Well, these last few weeks I’ve been more diligent in my home asana practice. Although work has been a bit stressful, life is settling down and I’m figuring out my schedule. Right now I’m on a business trip in Dayton, Ohio, and I decided to pack my yoga mat so I didn’t get out of the habit. Hopefully I don’t offend anyone by saying this, but downtown Dayton leaves much to be desired as far as I can tell. However, yesterday in my exploration I happened upon a yoga studio about a block away from my hotel called Practice Yoga. When I walked past the studio it looked like it was closed so I hurried home to see if I could find out more about it. I came to find out that the studio opened about two weeks ago. After looking at the class schedule for a while, I came to the conclusion to attend the Ashtanga for beginners class the next day after my estate planning seminar ended. After making that decision, I spent most of today feeling nervous about what to expect in class.
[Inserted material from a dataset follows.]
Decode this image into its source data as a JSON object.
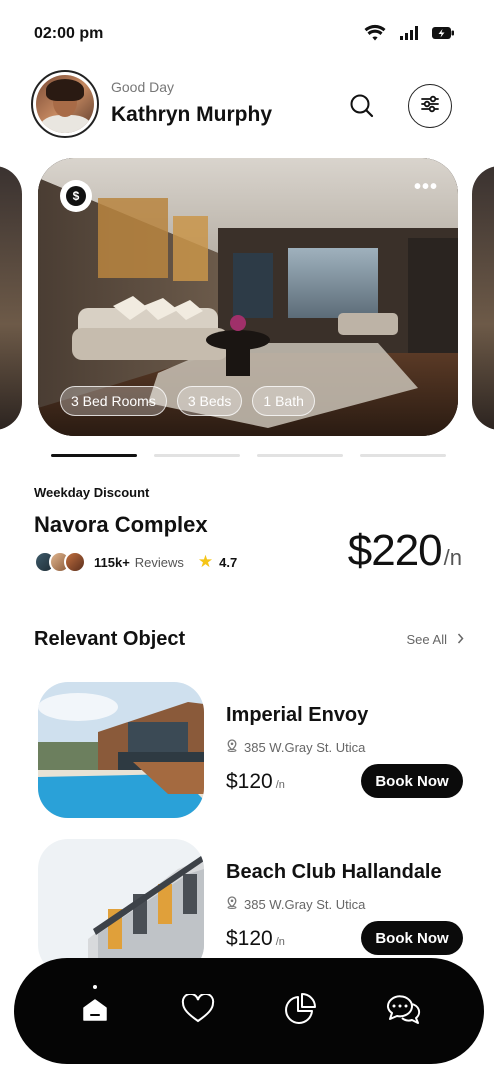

Of course, type-A personality that I am, I showed up for class before anyone else. Instead of going in though, I waited across the street next to a lamp post until more people trickled in so I could sufficiently blend into the background. As I stood there waiting, I realized that I hadn’t been in a yoga studio in four years. When enough people seemed to have shown up, I finally crossed the street. The place was nice and uncluttered, with a few pictures on the walls. At the entrance there were a few chairs, a table with papers to read and sign, and cubicles for storing personal items. Kim, the yoga instructor, told me they lock the doors once class starts so everyone’s stuff would be safe. Anyhow, since the class was for beginners none of us milling around in the lobby really knew what to do next. Kim eventually herded us into the practice room and we unrolled our mats. Unfortunately, none of us really knew what to do once we had our mats out. Thankfully class started soon and the awkward moment passed of trying to figure out what to do. The class was really basic, which was fine with me. We went over Sun Salutations A and B and then did a few other poses from the Primary Series. As things started to heat up I thought to myself, maybe I don’t go to yoga class because I’m embarrassed by how much I sweat. I think I need to take a towel next time so I don’t slip so much. Hopefully I didn’t get any on anyone else. In the end, the class was great and I feel like I got a sweet deal for my ten dollars. I’m planning on going back on Thursday for a Primary Series class, and maybe even tomorrow at lunch if I have enough time.

In the final analysis, I’ve decided there’s something unique about attending an actual class that simply cannot be replicated in a solo practice. Home practice is great, but sweating away the day’s worries in a room full of people doing the same thing is an enriching and satisfying feeling that we should all take advantage of as often as possible.

The beauty is that people often come here for the stretch, and leave with a lot more. ~Liza Ciano (Co-owner and co-director of Yoga Vermont).